1. a clean vm: Ubuntu 16.04 LTS
  2. follow single node cluster tutorial: http://hadoop.apache.org/docs/current/hadoop-project-dist/hadoop-common/SingleCluster.html
    • download hadoop-2.7.3-src
    • follow BUILDING.txt
      • install all packages listed
        $ sudo apt-get purge openjdk*
        $ sudo apt-get install software-properties-common
        $ sudo add-apt-repository ppa:webupd8team/java
        $ sudo apt-get update
        $ sudo apt-get install oracle-java7-installer
        $ sudo apt-get -y install maven
        $ sudo apt-get -y install build-essential autoconf automake libtool cmake zlib1g-dev pkg-config libssl-dev
        $ sudo apt-get -y install libprotobuf-dev protobuf-compiler
        $ sudo apt-get install snappy libsnappy-dev
        $ sudo apt-get install bzip2 libbz2-dev
        $ sudo apt-get install libjansson-dev
        $ sudo apt-get install fuse libfuse-dev
    • building hadoop binary
      $ mvn package -Pdist -DskipTests -Dtar

      • ERROR: protoc version is ‘libprotoc 2.6.1’, expected version is ‘2.5.0’
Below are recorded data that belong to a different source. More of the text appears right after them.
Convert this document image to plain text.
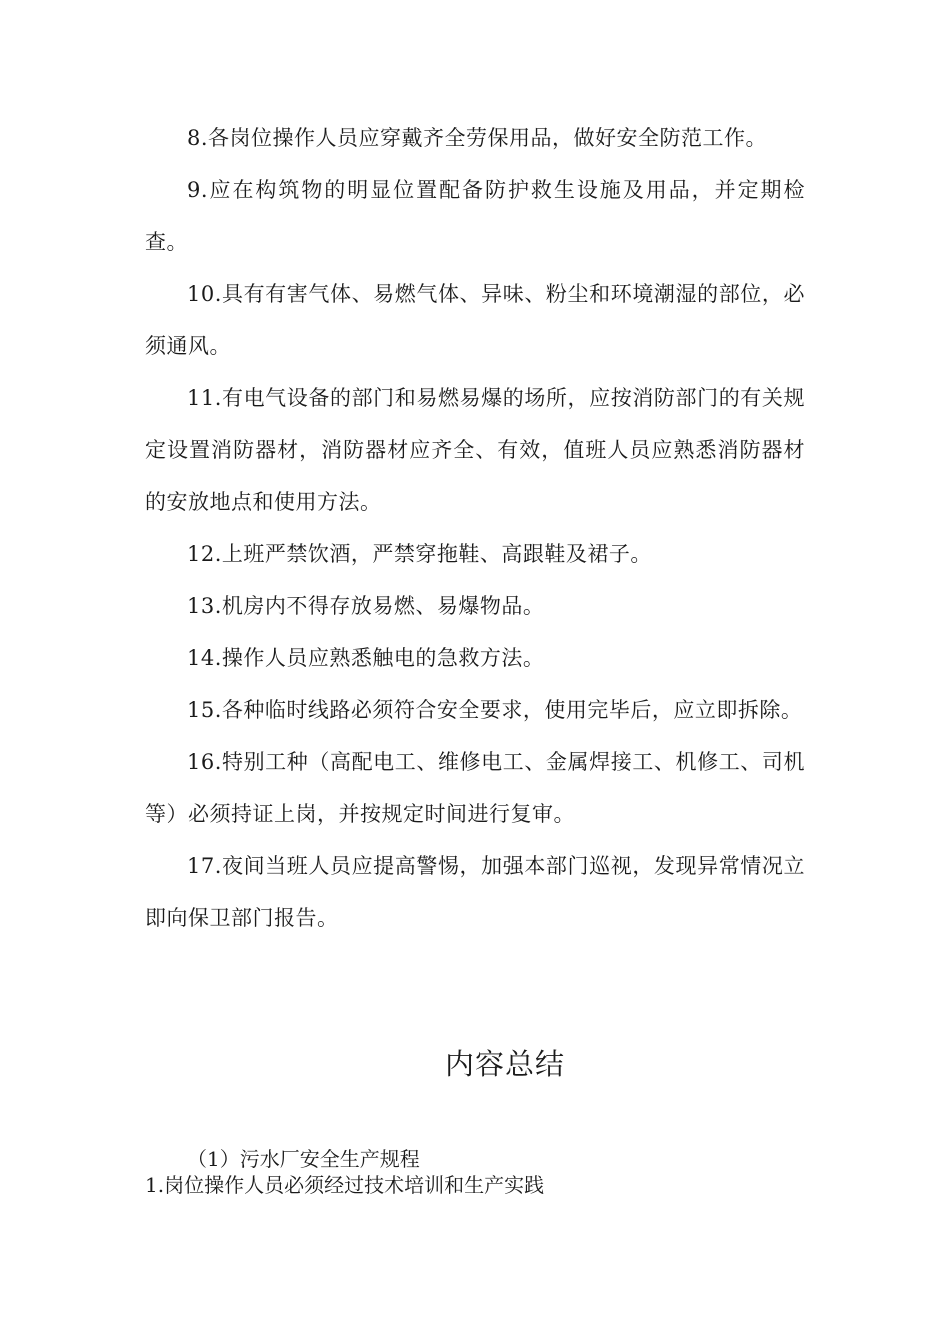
8.各岗位操作人员应穿戴齐全劳保用品，做好安全防范工作。

9.应在构筑物的明显位置配备防护救生设施及用品，并定期检查。

10.具有有害气体、易燃气体、异味、粉尘和环境潮湿的部位，必须通风。

11.有电气设备的部门和易燃易爆的场所，应按消防部门的有关规定设置消防器材，消防器材应齐全、有效，值班人员应熟悉消防器材的安放地点和使用方法。

12.上班严禁饮酒，严禁穿拖鞋、高跟鞋及裙子。

13.机房内不得存放易燃、易爆物品。

14.操作人员应熟悉触电的急救方法。

15.各种临时线路必须符合安全要求，使用完毕后，应立即拆除。

16.特别工种（高配电工、维修电工、金属焊接工、机修工、司机等）必须持证上岗，并按规定时间进行复审。

17.夜间当班人员应提高警惕，加强本部门巡视，发现异常情况立即向保卫部门报告。

内容总结

（1）污水厂安全生产规程

1.岗位操作人员必须经过技术培训和生产实践
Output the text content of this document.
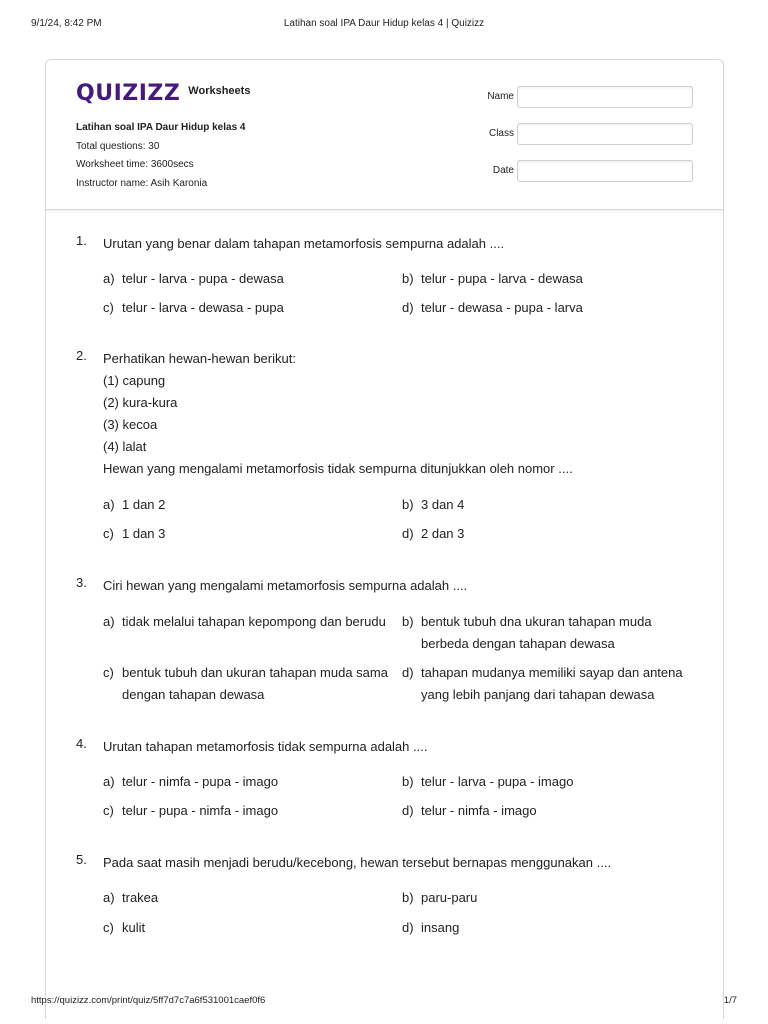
9/1/24, 8:42 PM	Latihan soal IPA Daur Hidup kelas 4 | Quizizz
QUIZIZZ Worksheets
Latihan soal IPA Daur Hidup kelas 4
Total questions: 30
Worksheet time: 3600secs
Instructor name: Asih Karonia
Name
Class
Date
1. Urutan yang benar dalam tahapan metamorfosis sempurna adalah ....
a) telur - larva - pupa - dewasa	b) telur - pupa - larva - dewasa
c) telur - larva - dewasa - pupa	d) telur - dewasa - pupa - larva
2. Perhatikan hewan-hewan berikut:
(1) capung
(2) kura-kura
(3) kecoa
(4) lalat
Hewan yang mengalami metamorfosis tidak sempurna ditunjukkan oleh nomor ....
a) 1 dan 2	b) 3 dan 4
c) 1 dan 3	d) 2 dan 3
3. Ciri hewan yang mengalami metamorfosis sempurna adalah ....
a) tidak melalui tahapan kepompong dan berudu	b) bentuk tubuh dna ukuran tahapan muda berbeda dengan tahapan dewasa
c) bentuk tubuh dan ukuran tahapan muda sama dengan tahapan dewasa
d) tahapan mudanya memiliki sayap dan antena yang lebih panjang dari tahapan dewasa
4. Urutan tahapan metamorfosis tidak sempurna adalah ....
a) telur - nimfa - pupa - imago	b) telur - larva - pupa - imago
c) telur - pupa - nimfa - imago	d) telur - nimfa - imago
5. Pada saat masih menjadi berudu/kecebong, hewan tersebut bernapas menggunakan ....
a) trakea	b) paru-paru
c) kulit	d) insang
https://quizizz.com/print/quiz/5ff7d7c7a6f531001caef0f6	1/7
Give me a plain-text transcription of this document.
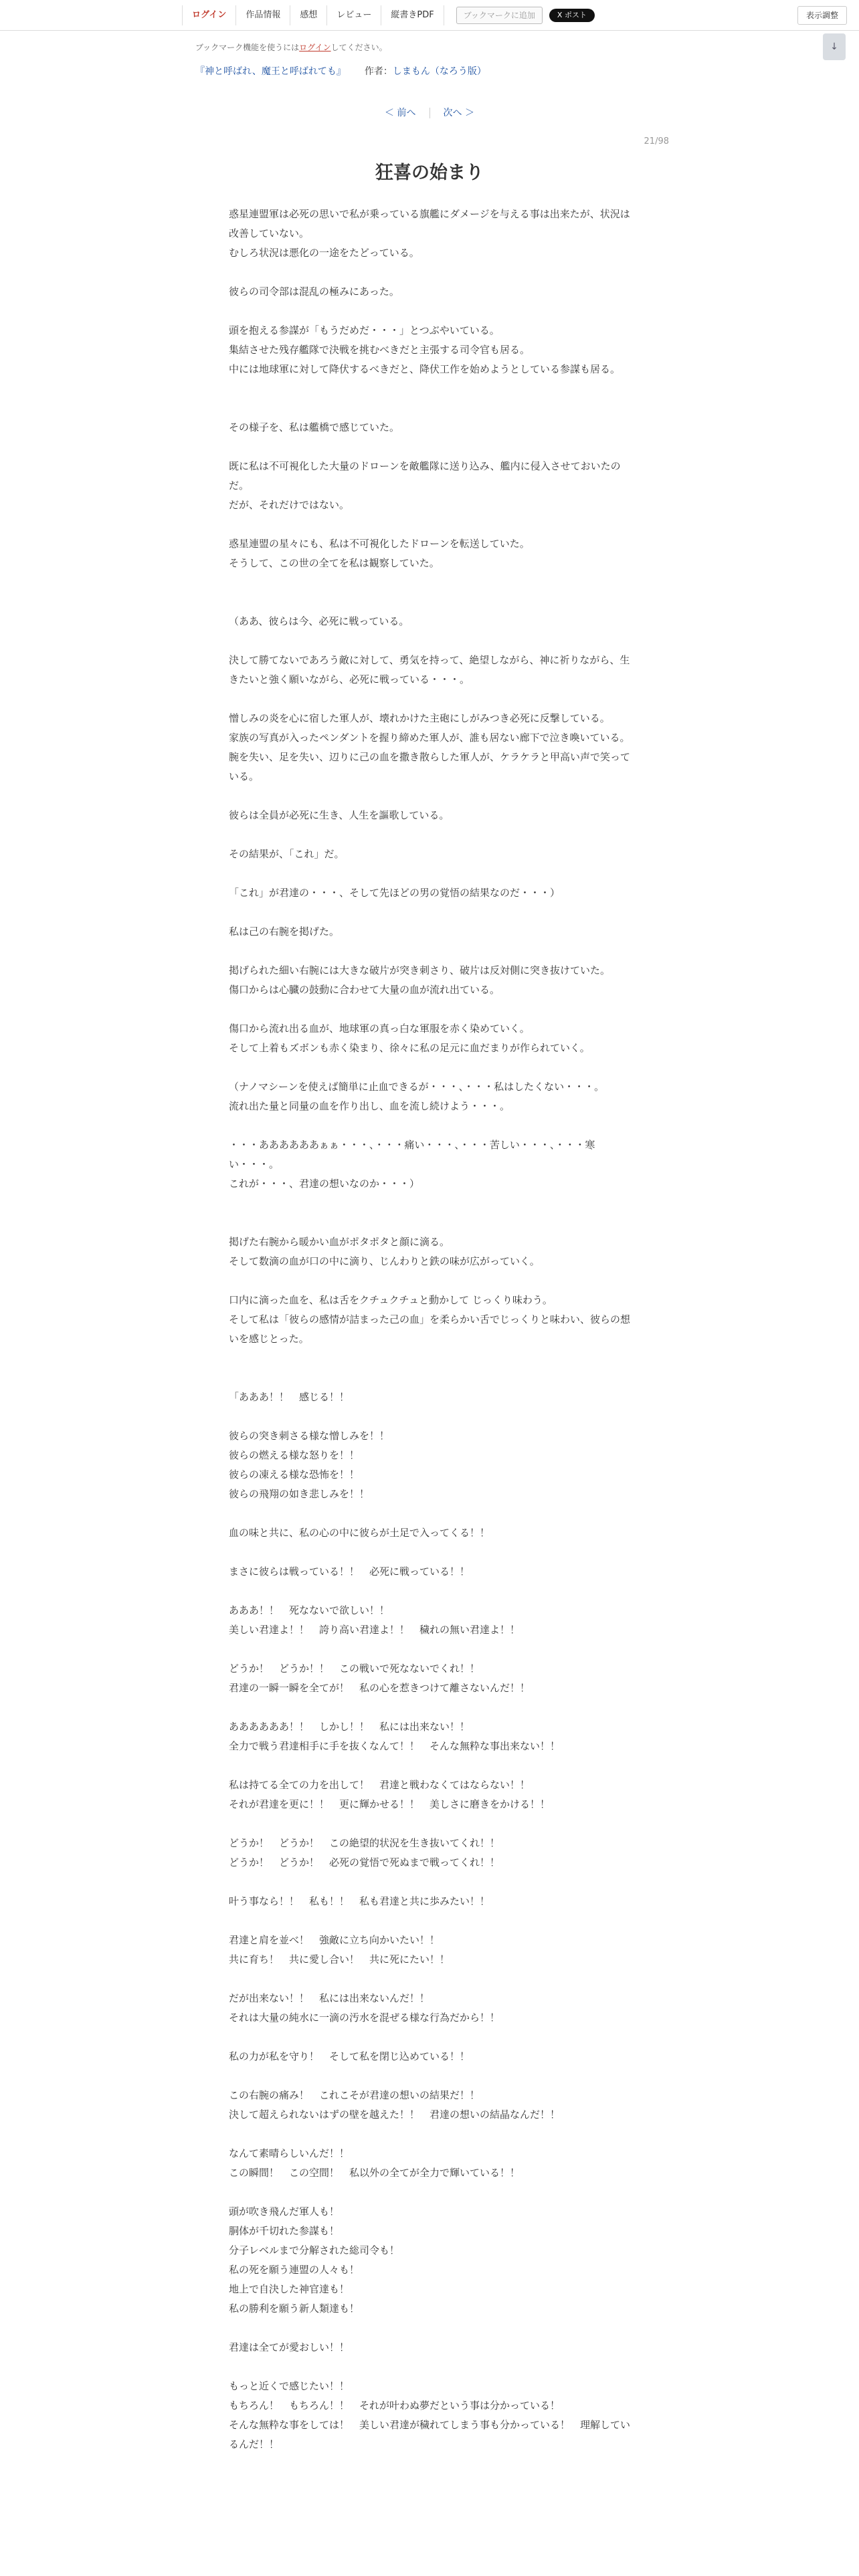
ログイン	作品情報	感想	レビュー	縦書きPDF	ブックマークに追加	X ポスト	表示調整
ブックマーク機能を使うにはログインしてください。	↓
『神と呼ばれ、魔王と呼ばれても』 作者：しまもん（なろう版）
＜ 前へ	次へ ＞
21/98
狂喜の始まり

惑星連盟軍は必死の思いで私が乗っている旗艦にダメージを与える事は出来たが、状況は改善していない。

むしろ状況は悪化の一途をたどっている。

彼らの司令部は混乱の極みにあった。

頭を抱える参謀が「もうだめだ・・・」とつぶやいている。

集結させた残存艦隊で決戦を挑むべきだと主張する司令官も居る。

中には地球軍に対して降伏するべきだと、降伏工作を始めようとしている参謀も居る。

その様子を、私は艦橋で感じていた。

既に私は不可視化した大量のドローンを敵艦隊に送り込み、艦内に侵入させておいたのだ。

だが、それだけではない。

惑星連盟の星々にも、私は不可視化したドローンを転送していた。

そうして、この世の全てを私は観察していた。

（ああ、彼らは今、必死に戦っている。

決して勝てないであろう敵に対して、勇気を持って、絶望しながら、神に祈りながら、生きたいと強く願いながら、必死に戦っている・・・。

憎しみの炎を心に宿した軍人が、壊れかけた主砲にしがみつき必死に反撃している。

家族の写真が入ったペンダントを握り締めた軍人が、誰も居ない廊下で泣き喚いている。

腕を失い、足を失い、辺りに己の血を撒き散らした軍人が、ケラケラと甲高い声で笑っている。

彼らは全員が必死に生き、人生を謳歌している。

その結果が、「これ」だ。

「これ」が君達の・・・、そして先ほどの男の覚悟の結果なのだ・・・）

私は己の右腕を掲げた。

掲げられた細い右腕には大きな破片が突き刺さり、破片は反対側に突き抜けていた。

傷口からは心臓の鼓動に合わせて大量の血が流れ出ている。

傷口から流れ出る血が、地球軍の真っ白な軍服を赤く染めていく。

そして上着もズボンも赤く染まり、徐々に私の足元に血だまりが作られていく。

（ナノマシーンを使えば簡単に止血できるが・・・、・・・私はしたくない・・・。

流れ出た量と同量の血を作り出し、血を流し続けよう・・・。

・・・ああああああぁぁ・・・、・・・痛い・・・、・・・苦しい・・・、・・・寒い・・・。

これが・・・、君達の想いなのか・・・）

掲げた右腕から暖かい血がポタポタと顔に滴る。

そして数滴の血が口の中に滴り、じんわりと鉄の味が広がっていく。

口内に滴った血を、私は舌をクチュクチュと動かして じっくり味わう。

そして私は「彼らの感情が詰まった己の血」を柔らかい舌でじっくりと味わい、彼らの想いを感じとった。

「あああ！！　感じる！！

彼らの突き刺さる様な憎しみを！！

彼らの燃える様な怒りを！！

彼らの凍える様な恐怖を！！

彼らの飛翔の如き悲しみを！！

血の味と共に、私の心の中に彼らが土足で入ってくる！！

まさに彼らは戦っている！！　必死に戦っている！！

あああ！！　死なないで欲しい！！

美しい君達よ！！　誇り高い君達よ！！　穢れの無い君達よ！！

どうか！　どうか！！　この戦いで死なないでくれ！！

君達の一瞬一瞬を全てが！　私の心を惹きつけて離さないんだ！！

ああああああ！！　しかし！！　私には出来ない！！

全力で戦う君達相手に手を抜くなんて！！　そんな無粋な事出来ない！！

私は持てる全ての力を出して！　君達と戦わなくてはならない！！

それが君達を更に！！　更に輝かせる！！　美しさに磨きをかける！！

どうか！　どうか！　この絶望的状況を生き抜いてくれ！！

どうか！　どうか！　必死の覚悟で死ぬまで戦ってくれ！！

叶う事なら！！　私も！！　私も君達と共に歩みたい！！

君達と肩を並べ！　強敵に立ち向かいたい！！

共に育ち！　共に愛し合い！　共に死にたい！！

だが出来ない！！　私には出来ないんだ！！

それは大量の純水に一滴の汚水を混ぜる様な行為だから！！

私の力が私を守り！　そして私を閉じ込めている！！

この右腕の痛み！　これこそが君達の想いの結果だ！！

決して超えられないはずの壁を越えた！！　君達の想いの結晶なんだ！！

なんて素晴らしいんだ！！

この瞬間！　この空間！　私以外の全てが全力で輝いている！！

頭が吹き飛んだ軍人も！

胴体が千切れた参謀も！

分子レベルまで分解された総司令も！

私の死を願う連盟の人々も！

地上で自決した神官達も！

私の勝利を願う新人類達も！

君達は全てが愛おしい！！

もっと近くで感じたい！！

もちろん！　もちろん！！　それが叶わぬ夢だという事は分かっている！

そんな無粋な事をしては！　美しい君達が穢れてしまう事も分かっている！　理解しているんだ！！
      • FIX: http://codetips.coloza.com/compile-hadoop-from-source/
      • ERROR: libprotoc.so.8: cannot open shared object file: No such file or directory
      • FIX: $ sudo ldconfig /usr/local/lib    (Note: the libprotoc.so.8 should be in /usr/local/lib
    • install $mvn install
    • edit hadoop-dist/target/etc/hadoop/hadoop-env.sh
    • set export JAVA_HOME=/usr/lib/jvm/java-7-oracle
    • standalone mode test passed
    • pseudo-distributed mode:
      • $ bin/hdfs dfs -mkdir /user/<username>/input
        $ bin/hdfs dfs -put etc/hadoop/*.xml /user/<username>/input
          $ bin/hadoop jar share/hadoop/mapreduce/hadoop-mapreduce-examples-2.7.3.jar grep input output 'dfs[a-z.]+'